UCF STIG Viewer Logo

Docker Enterprise privileged ports must not be mapped within containers.


Overview

Finding ID Version Rule ID IA Controls Severity
V-235819 DKER-EE-002150 SV-235819r627584_rule High
Description
The TCP/IP port numbers below 1024 are considered privileged ports. Normal users and processes are not allowed to use them for various security reasons. Docker allows a container port to be mapped to a privileged port. By default, if the user does not specifically declare the container port to host port mapping, Docker automatically and correctly maps the container port to one available in 49153-65535 block on the host. But, Docker allows a container port to be mapped to a privileged port on the host if the user explicitly declared it. This is so because containers are executed with NET_BIND_SERVICE Linux kernel capability that does not restrict the privileged port mapping. The privileged ports receive and transmit various sensitive and privileged data. Allowing containers to use them can bring serious implications.
STIG Date
Docker Enterprise 2.x Linux/UNIX Security Technical Implementation Guide 2021-03-26

Details

Check Text ( C-39038r627582_chk )
This check should be executed on all nodes in a Docker Enterprise cluster.

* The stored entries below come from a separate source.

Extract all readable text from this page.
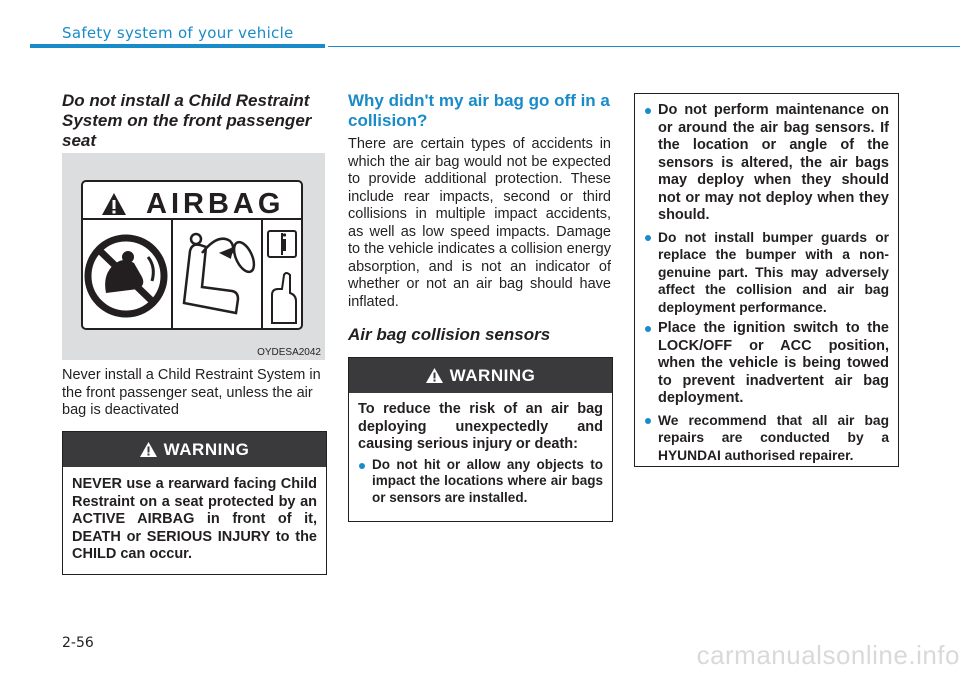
Safety system of your vehicle
Do not install a Child Restraint System on the front passenger seat
AIRBAG
OYDESA2042
Never install a Child Restraint System in the front passenger seat, unless the air bag is deactivated
WARNING
NEVER use a rearward facing Child Restraint on a seat protected by an ACTIVE AIRBAG in front of it, DEATH or SERIOUS INJURY to the CHILD can occur.
Why didn't my air bag go off in a collision?
There are certain types of accidents in which the air bag would not be expected to provide additional protection. These include rear impacts, second or third collisions in multiple impact accidents, as well as low speed impacts. Damage to the vehicle indicates a collision energy absorption, and is not an indicator of whether or not an air bag should have inflated.
Air bag collision sensors
WARNING
To reduce the risk of an air bag deploying unexpectedly and causing serious injury or death:
Do not hit or allow any objects to impact the locations where air bags or sensors are installed.
Do not perform maintenance on or around the air bag sensors. If the location or angle of the sensors is altered, the air bags may deploy when they should not or may not deploy when they should.
Do not install bumper guards or replace the bumper with a non-genuine part. This may adversely affect the collision and air bag deployment performance.
Place the ignition switch to the LOCK/OFF or ACC position, when the vehicle is being towed to prevent inadvertent air bag deployment.
We recommend that all air bag repairs are conducted by a HYUNDAI authorised repairer.
2-56	carmanualsonline.info
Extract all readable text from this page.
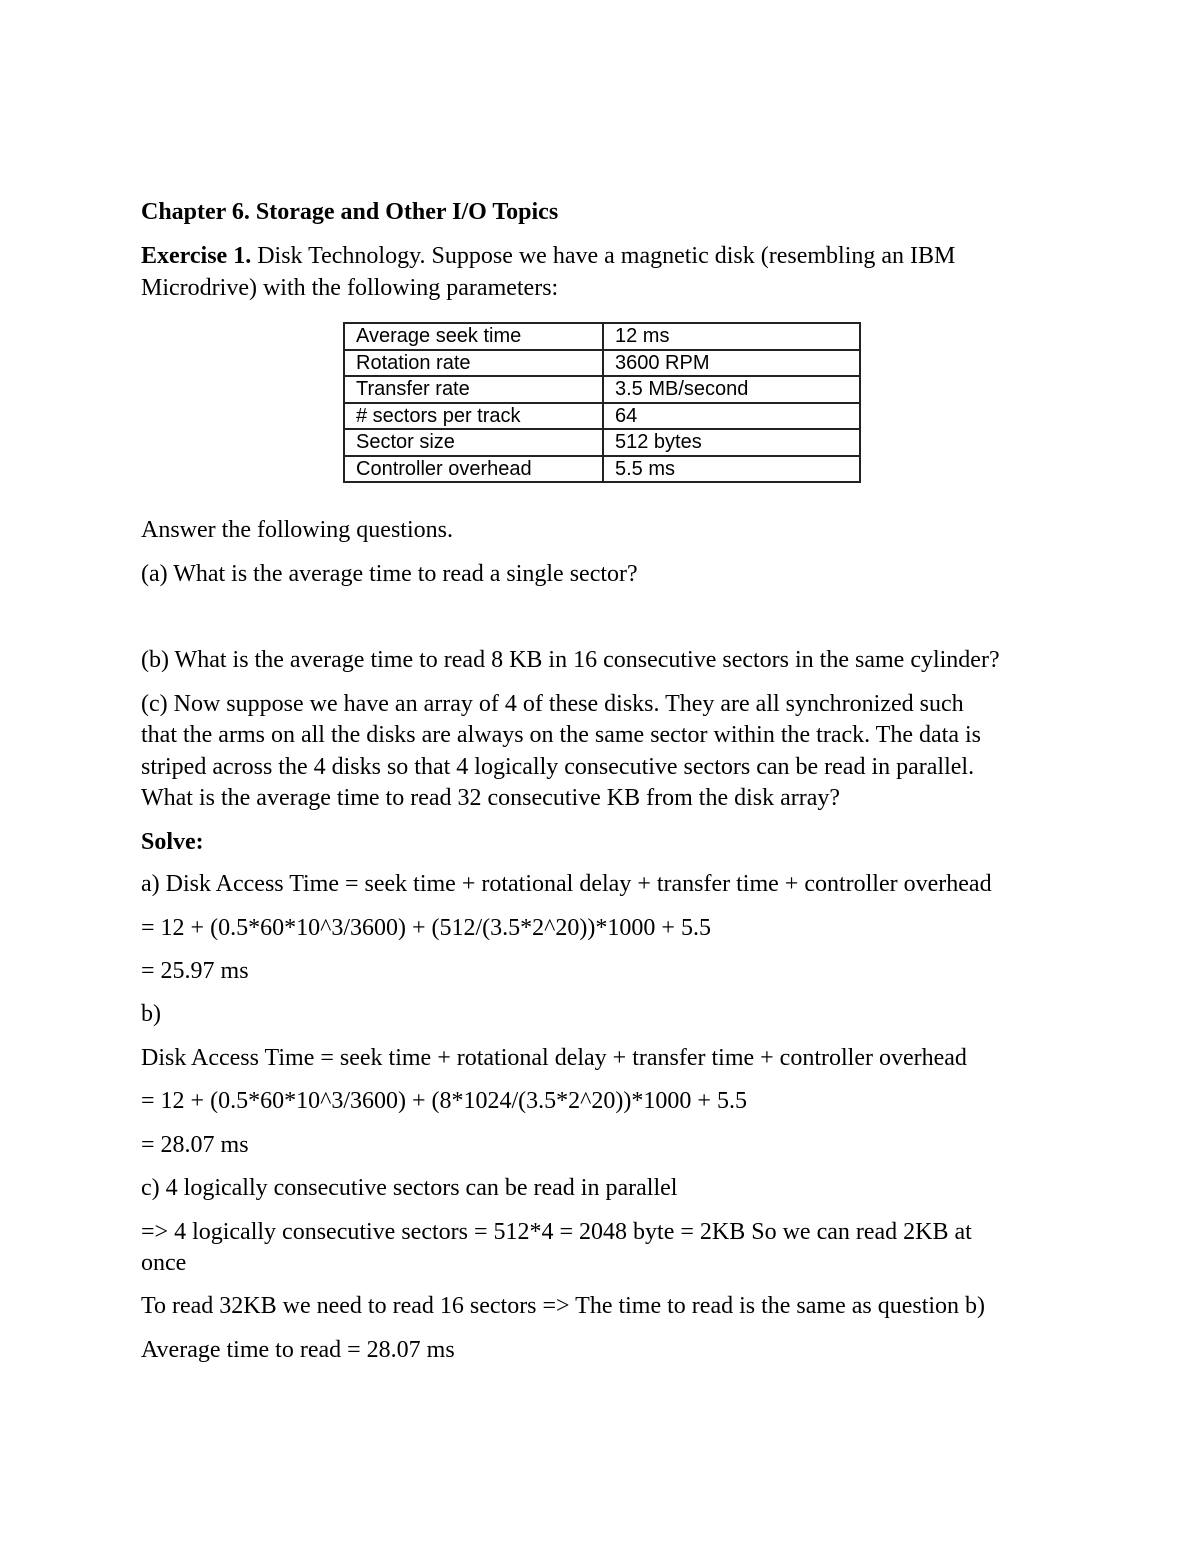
Chapter 6. Storage and Other I/O Topics
Exercise 1. Disk Technology. Suppose we have a magnetic disk (resembling an IBM
Microdrive) with the following parameters:
Average seek time	12 ms
Rotation rate	3600 RPM
Transfer rate	3.5 MB/second
# sectors per track	64
Sector size	512 bytes
Controller overhead	5.5 ms
Answer the following questions.
(a) What is the average time to read a single sector?
(b) What is the average time to read 8 KB in 16 consecutive sectors in the same cylinder?
(c) Now suppose we have an array of 4 of these disks. They are all synchronized such
that the arms on all the disks are always on the same sector within the track. The data is
striped across the 4 disks so that 4 logically consecutive sectors can be read in parallel.
What is the average time to read 32 consecutive KB from the disk array?
Solve:
a) Disk Access Time = seek time + rotational delay + transfer time + controller overhead
= 12 + (0.5*60*10^3/3600) + (512/(3.5*2^20))*1000 + 5.5
= 25.97 ms
b)
Disk Access Time = seek time + rotational delay + transfer time + controller overhead
= 12 + (0.5*60*10^3/3600) + (8*1024/(3.5*2^20))*1000 + 5.5
= 28.07 ms
c) 4 logically consecutive sectors can be read in parallel
=> 4 logically consecutive sectors = 512*4 = 2048 byte = 2KB So we can read 2KB at
once
To read 32KB we need to read 16 sectors => The time to read is the same as question b)
Average time to read = 28.07 ms
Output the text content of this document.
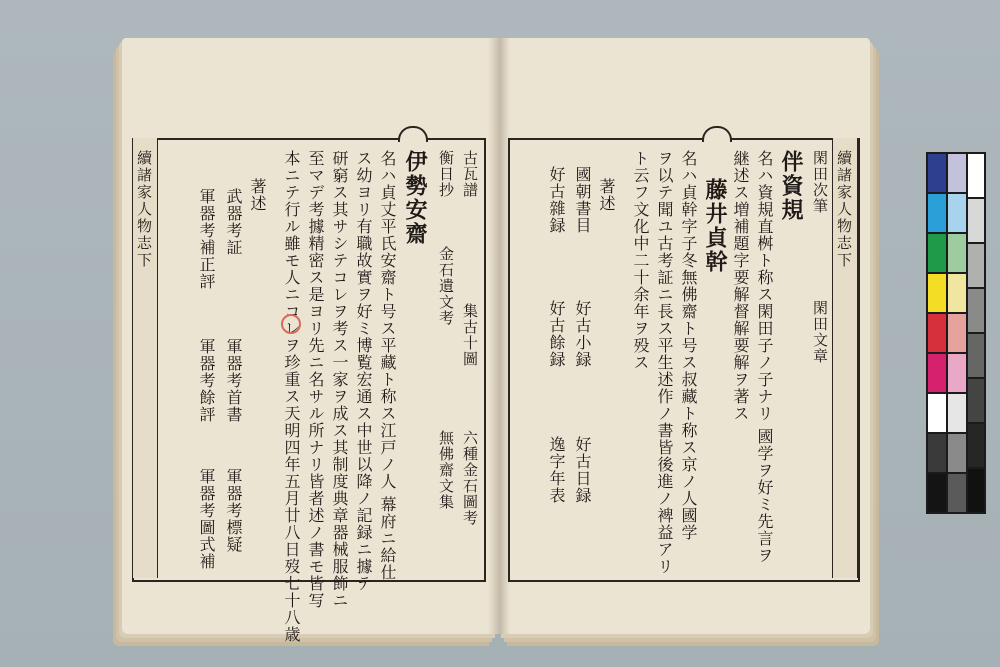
續諸家人物志下	續諸家人物志下
古瓦譜
集古十圖
六種金石圖考
衡日抄
金石遺文考
無佛齋文集
伊勢安齋
名ハ貞丈平氏安齋ト号ス平藏ト称ス江戸ノ人 幕府ニ給仕
ス幼ヨリ有職故實ヲ好ミ博覧宏通ス中世以降ノ記録ニ據テ
研窮ス其サシテコレヲ考ス一家ヲ成ス其制度典章器械服飾ニ
至マデ考據精密ス是ヨリ先ニ名サル所ナリ皆者述ノ書モ皆写
本ニテ行ル雖モ人ニコレヲ珍重ス天明四年五月廿八日歿七十八歳
著述
武器考証
軍器考首書
軍器考標疑
軍器考補正評
軍器考餘評
軍器考圖式補
閑田次筆
閑田文章
伴資規
名ハ資規直桝ト称ス閑田子ノ子ナリ 國学ヲ好ミ先言ヲ
継述ス増補題字要解督解要解ヲ著ス
藤井貞幹
名ハ貞幹字子冬無佛齋ト号ス叔藏ト称ス京ノ人國学
ヲ以テ聞ユ古考証ニ長ス平生述作ノ書皆後進ノ裨益アリ
ト云フ文化中二十余年ヲ殁ス
著述
國朝書目
好古小録
好古日録
好古雜録
好古餘録
逸字年表
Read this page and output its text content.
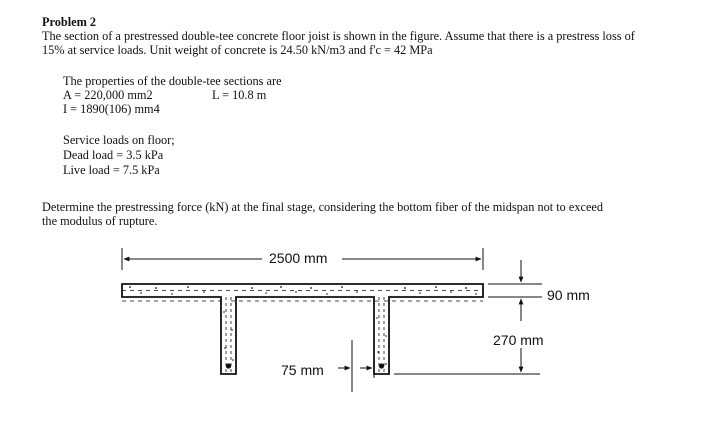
Problem 2
The section of a prestressed double-tee concrete floor joist is shown in the figure. Assume that there is a prestress loss of
15% at service loads. Unit weight of concrete is 24.50 kN/m3 and f'c = 42 MPa
The properties of the double-tee sections are
A = 220,000 mm2	L = 10.8 m
I = 1890(106) mm4
Service loads on floor;
Dead load = 3.5 kPa
Live load = 7.5 kPa
Determine the prestressing force (kN) at the final stage, considering the bottom fiber of the midspan not to exceed
the modulus of rupture.
2500 mm
90 mm
270 mm
75 mm
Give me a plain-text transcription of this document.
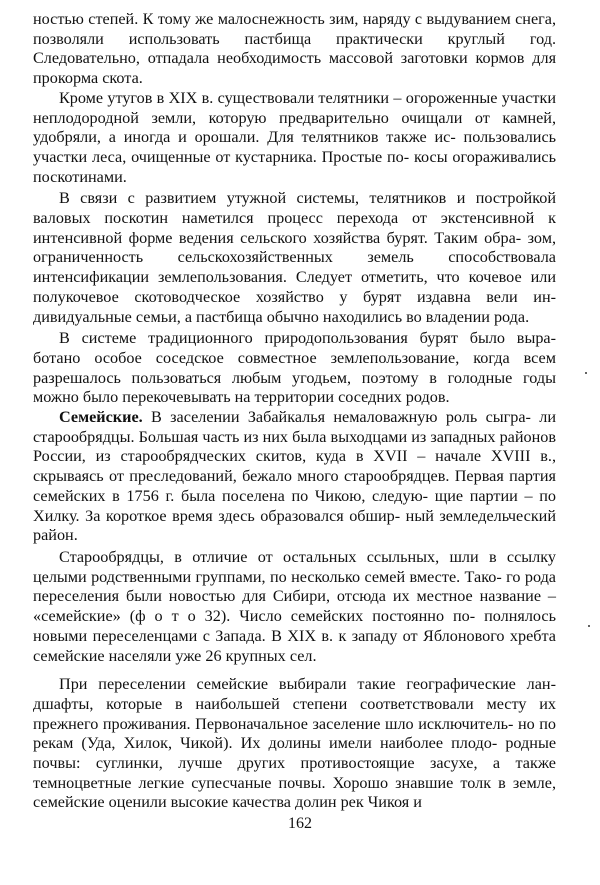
ностью степей. К тому же малоснежность зим, наряду с выдуванием снега, позволяли использовать пастбища практически круглый год. Следовательно, отпадала необходимость массовой заготовки кормов для прокорма скота.

Кроме утугов в XIX в. существовали телятники – огороженные участки неплодородной земли, которую предварительно очищали от камней, удобряли, а иногда и орошали. Для телятников также ис- пользовались участки леса, очищенные от кустарника. Простые по- косы огораживались поскотинами.

В связи с развитием утужной системы, телятников и постройкой валовых поскотин наметился процесс перехода от экстенсивной к интенсивной форме ведения сельского хозяйства бурят. Таким обра- зом, ограниченность сельскохозяйственных земель способствовала интенсификации землепользования. Следует отметить, что кочевое или полукочевое скотоводческое хозяйство у бурят издавна вели ин- дивидуальные семьи, а пастбища обычно находились во владении рода.

В системе традиционного природопользования бурят было выра- ботано особое соседское совместное землепользование, когда всем разрешалось пользоваться любым угодьем, поэтому в голодные годы можно было перекочевывать на территории соседних родов.

Семейские. В заселении Забайкалья немаловажную роль сыгра- ли старообрядцы. Большая часть из них была выходцами из западных районов России, из старообрядческих скитов, куда в XVII – начале XVIII в., скрываясь от преследований, бежало много старообрядцев. Первая партия семейских в 1756 г. была поселена по Чикою, следую- щие партии – по Хилку. За короткое время здесь образовался обшир- ный земледельческий район.

Старообрядцы, в отличие от остальных ссыльных, шли в ссылку целыми родственными группами, по несколько семей вместе. Тако- го рода переселения были новостью для Сибири, отсюда их местное название – «семейские» (ф о т о 32). Число семейских постоянно по- полнялось новыми переселенцами с Запада. В XIX в. к западу от Яблонового хребта семейские населяли уже 26 крупных сел.

При переселении семейские выбирали такие географические лан- дшафты, которые в наибольшей степени соответствовали месту их прежнего проживания. Первоначальное заселение шло исключитель- но по рекам (Уда, Хилок, Чикой). Их долины имели наиболее плодо- родные почвы: суглинки, лучше других противостоящие засухе, а также темноцветные легкие супесчаные почвы. Хорошо знавшие толк в земле, семейские оценили высокие качества долин рек Чикоя и

162
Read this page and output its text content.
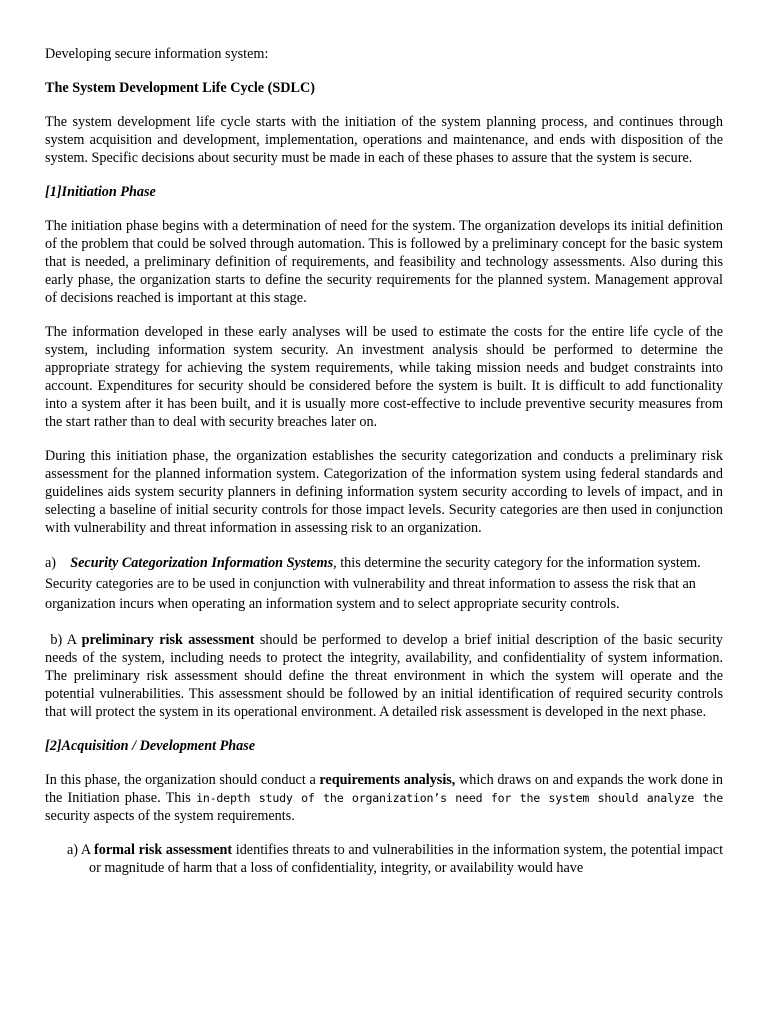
Developing secure information system:

The System Development Life Cycle (SDLC)

The system development life cycle starts with the initiation of the system planning process, and continues through system acquisition and development, implementation, operations and maintenance, and ends with disposition of the system. Specific decisions about security must be made in each of these phases to assure that the system is secure.

[1]Initiation Phase

The initiation phase begins with a determination of need for the system. The organization develops its initial definition of the problem that could be solved through automation. This is followed by a preliminary concept for the basic system that is needed, a preliminary definition of requirements, and feasibility and technology assessments. Also during this early phase, the organization starts to define the security requirements for the planned system. Management approval of decisions reached is important at this stage.

The information developed in these early analyses will be used to estimate the costs for the entire life cycle of the system, including information system security. An investment analysis should be performed to determine the appropriate strategy for achieving the system requirements, while taking mission needs and budget constraints into account. Expenditures for security should be considered before the system is built. It is difficult to add functionality into a system after it has been built, and it is usually more cost-effective to include preventive security measures from the start rather than to deal with security breaches later on.

During this initiation phase, the organization establishes the security categorization and conducts a preliminary risk assessment for the planned information system. Categorization of the information system using federal standards and guidelines aids system security planners in defining information system security according to levels of impact, and in selecting a baseline of initial security controls for those impact levels. Security categories are then used in conjunction with vulnerability and threat information in assessing risk to an organization.

a)    Security Categorization Information Systems, this determine the security category for the information system. Security categories are to be used in conjunction with vulnerability and threat information to assess the risk that an organization incurs when operating an information system and to select appropriate security controls.

b) A preliminary risk assessment should be performed to develop a brief initial description of the basic security needs of the system, including needs to protect the integrity, availability, and confidentiality of system information. The preliminary risk assessment should define the threat environment in which the system will operate and the potential vulnerabilities. This assessment should be followed by an initial identification of required security controls that will protect the system in its operational environment. A detailed risk assessment is developed in the next phase.

[2]Acquisition / Development Phase

In this phase, the organization should conduct a requirements analysis, which draws on and expands the work done in the Initiation phase. This in-depth study of the organization’s need for the system should analyze the security aspects of the system requirements.

a) A formal risk assessment identifies threats to and vulnerabilities in the information system, the potential impact or magnitude of harm that a loss of confidentiality, integrity, or availability would have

Verify that no running containers are mapping host port numbers below 1024.

via CLI:

Linux: Execute the following command as a trusted user on the host operating system:

docker ps --quiet --all | xargs docker inspect --format '{{ .Id }}: Ports={{ .NetworkSettings.Ports }}'

Review the list and ensure that container ports are not mapped to host port numbers below 1024. If they are, then this is a finding.
Fix Text (F-39001r627583_fix)
This fix only applies to the use of Docker Engine - Enterprise.

Do not map the container ports to privileged host ports when starting a container. Also, ensure that there is no such container to host privileged port mapping declarations in the Dockerfile.